Electronic – how is the 1PPS signal generated in GPS receivers

gps

The question might seem stupid, but the time of flight from the satellite is unknown and moving, the doppler effect is skewing the frequency (and is not constant due to the relative trajectory) and satellites are constantly coming and going to view, forcing a constant change of the reference clock.

Moreover, the 1pps is meant to have low jitter but also be in phase with the UTC clock (but I don't think it is claimed to be accurate in this aspect, it's mostly famous for low jitter).

Here is a secondary question: is the 1PPS phase connected to the carrier wave or to the demodulated signal?

Best Answer

The receiver maintains its own internal timebase, and some of the unknowns that it needs to solve for are the frequency and phase offsets between that local timebase and "GPS system time" as inferred from the received signals.

Once the receiver has those values, the 1PPS output is generated from that timebase.
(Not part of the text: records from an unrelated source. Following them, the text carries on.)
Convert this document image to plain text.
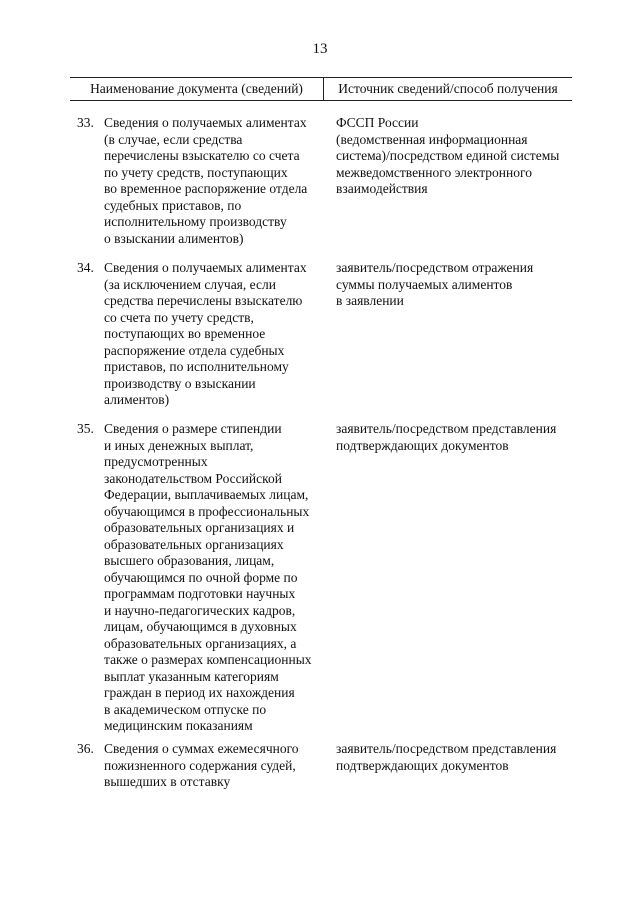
13
Наименование документа (сведений)	Источник сведений/способ получения
33. Сведения о получаемых алиментах
(в случае, если средства
перечислены взыскателю со счета
по учету средств, поступающих
во временное распоряжение отдела
судебных приставов, по
исполнительному производству
о взыскании алиментов)
ФССП России
(ведомственная информационная
система)/посредством единой системы
межведомственного электронного
взаимодействия
34. Сведения о получаемых алиментах
(за исключением случая, если
средства перечислены взыскателю
со счета по учету средств,
поступающих во временное
распоряжение отдела судебных
приставов, по исполнительному
производству о взыскании
алиментов)
заявитель/посредством отражения
суммы получаемых алиментов
в заявлении
35. Сведения о размере стипендии
и иных денежных выплат,
предусмотренных
законодательством Российской
Федерации, выплачиваемых лицам,
обучающимся в профессиональных
образовательных организациях и
образовательных организациях
высшего образования, лицам,
обучающимся по очной форме по
программам подготовки научных
и научно-педагогических кадров,
лицам, обучающимся в духовных
образовательных организациях, а
также о размерах компенсационных
выплат указанным категориям
граждан в период их нахождения
в академическом отпуске по
медицинским показаниям
заявитель/посредством представления
подтверждающих документов
36. Сведения о суммах ежемесячного
пожизненного содержания судей,
вышедших в отставку
заявитель/посредством представления
подтверждающих документов
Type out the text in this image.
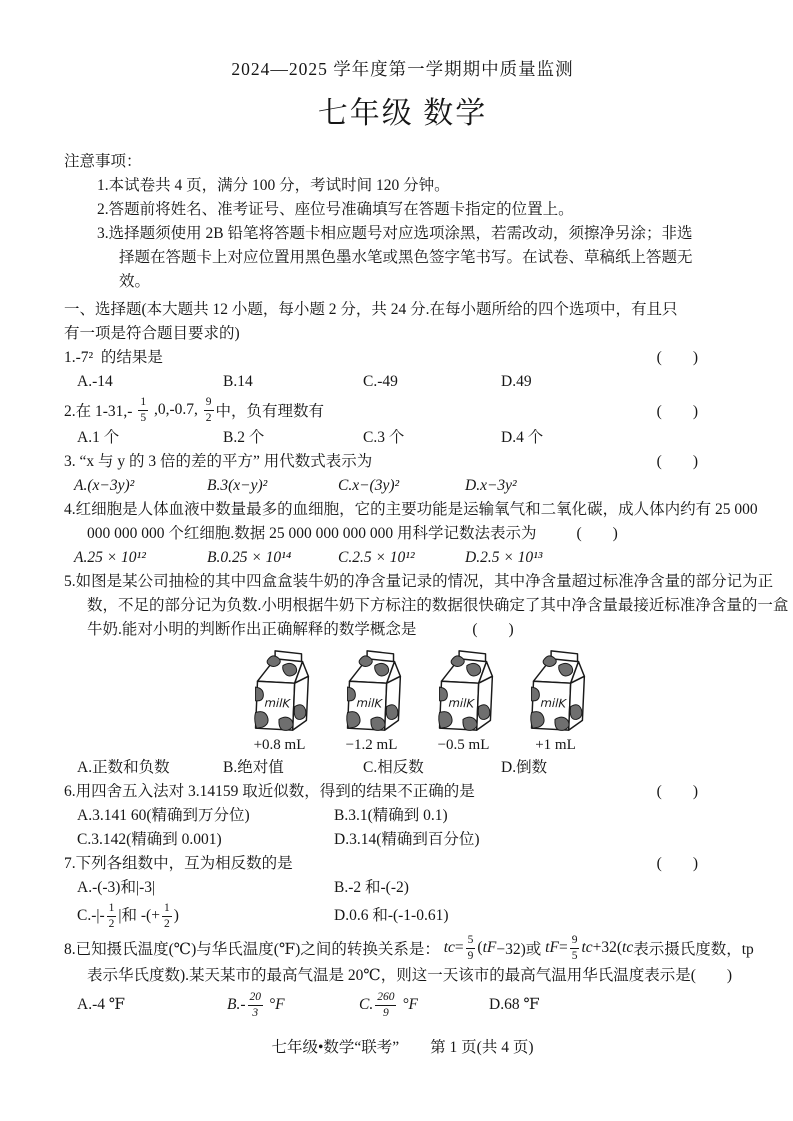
2024—2025 学年度第一学期期中质量监测
七年级 数学
注意事项：
1.本试卷共 4 页，满分 100 分，考试时间 120 分钟。
2.答题前将姓名、准考证号、座位号准确填写在答题卡指定的位置上。
3.选择题须使用 2B 铅笔将答题卡相应题号对应选项涂黑，若需改动，须擦净另涂；非选
择题在答题卡上对应位置用黑色墨水笔或黑色签字笔书写。在试卷、草稿纸上答题无
效。
一、选择题(本大题共 12 小题，每小题 2 分，共 24 分.在每小题所给的四个选项中，有且只
有一项是符合题目要求的)
1.-7²  的结果是	(　　)
A.-14	B.14	C.-49	D.49
2.在 $1-31,- \frac{1}{5} ,0,-0.7$, $\frac{9}{2}$ 中，负有理数有	(　　)
A.1 个	B.2 个	C.3 个	D.4 个
3. “x 与 y 的 3 倍的差的平方” 用代数式表示为	(　　)
A.(x−3y)²	B.3(x−y)²	C.x−(3y)²	D.x−3y²
4.红细胞是人体血液中数量最多的血细胞，它的主要功能是运输氧气和二氧化碳，成人体内约有 25 000
000 000 000 个红细胞.数据 25 000 000 000 000 用科学记数法表示为	(　　)
A.25 × 10¹²	B.0.25 × 10¹⁴	C.2.5 × 10¹²	D.2.5 × 10¹³
5.如图是某公司抽检的其中四盒盒装牛奶的净含量记录的情况，其中净含量超过标准净含量的部分记为正
数，不足的部分记为负数.小明根据牛奶下方标注的数据很快确定了其中净含量最接近标准净含量的一盒
牛奶.能对小明的判断作出正确解释的数学概念是	(　　)
+0.8 mL	−1.2 mL	−0.5 mL	+1 mL
A.正数和负数	B.绝对值	C.相反数	D.倒数
6.用四舍五入法对 3.14159 取近似数，得到的结果不正确的是	(　　)
A.3.141 60(精确到万分位)	B.3.1(精确到 0.1)
C.3.142(精确到 0.001)	D.3.14(精确到百分位)
7.下列各组数中，互为相反数的是	(　　)
A.-(-3)和|-3|	B.-2 和-(-2)
$C.-|- \frac{1}{2}$ |和 -(+ $\frac{1}{2}$ )	D.0.6 和-(-1-0.61)
8.已知摄氏温度(℃)与华氏温度(℉)之间的转换关系是： tc = $\frac{5}{9}$ ( tF −32)或 tF = $\frac{9}{5}$ tc +32( tc 表示摄氏度数，tp
表示华氏度数).某天某市的最高气温是 20℃，则这一天该市的最高气温用华氏温度表示是 (　　)
A.-4 ℉	$B.- \frac{20}{3} ^\circ F$	C. $\frac{260}{9} ^\circ F$	D.68 ℉
七年级•数学“联考”　　第 1 页(共 4 页)
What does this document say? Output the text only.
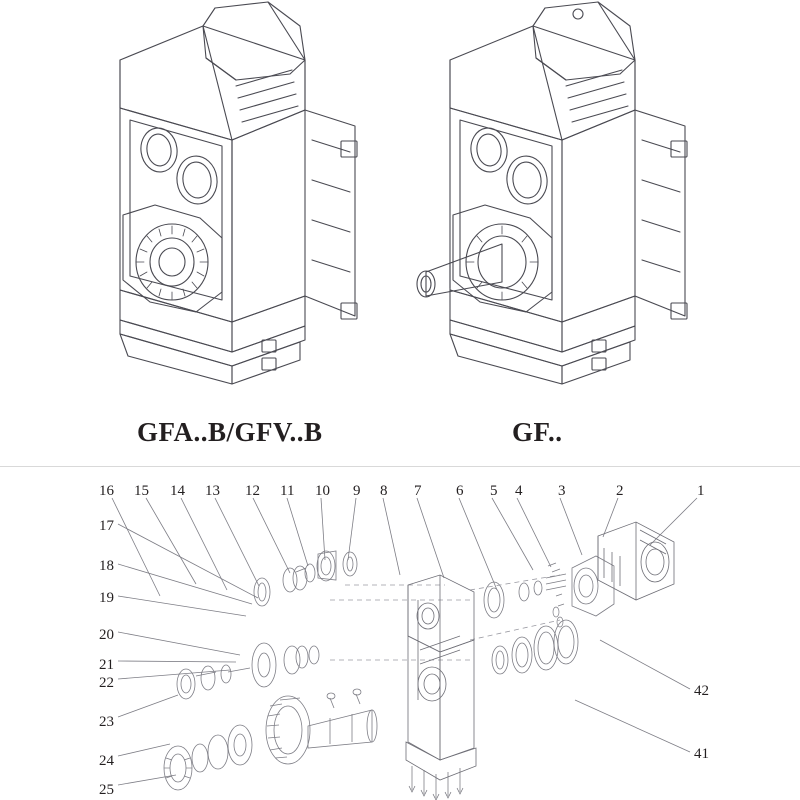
GFA..B/GFV..B	GF..
16 15 14 13 12 11 10 9 8 7 6 5 4 3	2	1
17
18
19
20
21
22
23
24
25
42
41
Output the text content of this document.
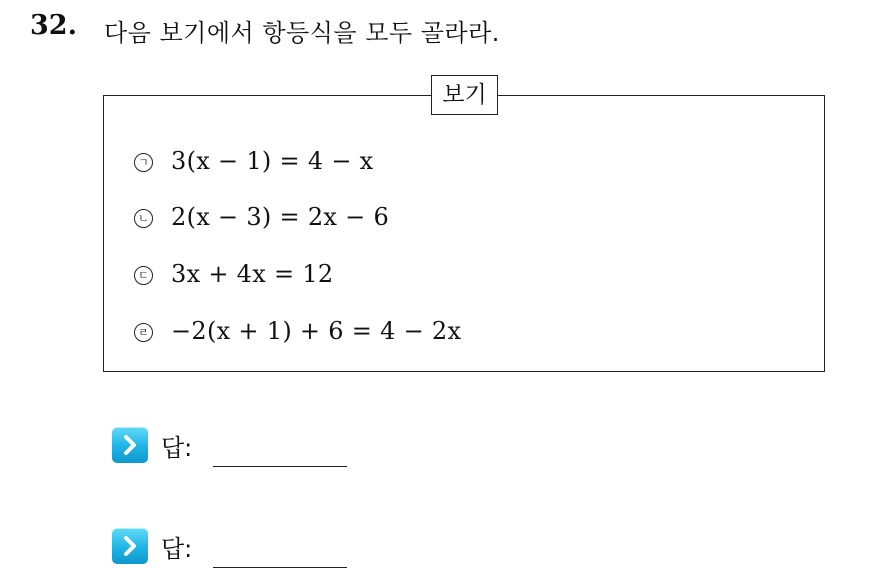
32. 다음 보기에서 항등식을 모두 골라라.
보기
ㄱ 3(x − 1) = 4 − x
ㄴ 2(x − 3) = 2x − 6
ㄷ 3x + 4x = 12
ㄹ −2(x + 1) + 6 = 4 − 2x
답:
답:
There is no "direct connection" to either the carrier or the modulation of any of the satellite signals — there is significant Doppler shift on those signals anyway.

Low-end receivers use an inexpensive TCXO (temperature-compensated crystal oscillator) to drive the local timebase, but no attempt is made to frequency-lock that oscillator to GPS time. As a result, the 1PPS output may have some jitter in it, with the peak-to-peak value related to the period of the oscillator (usually on the order of 20 - 50 nsP-P).

Fancier high-precision receivers have the option of frequency-locking the local oscillator to GPS time, eliminating the jitter.

In my applications, I usually use low- to mid-range receivers that do not frequency-lock their timebases. In some of my designs, I don't care about the low-level jitter. In other designs, I have used a second PLL as a jitter filter to create my own low-jitter timebase.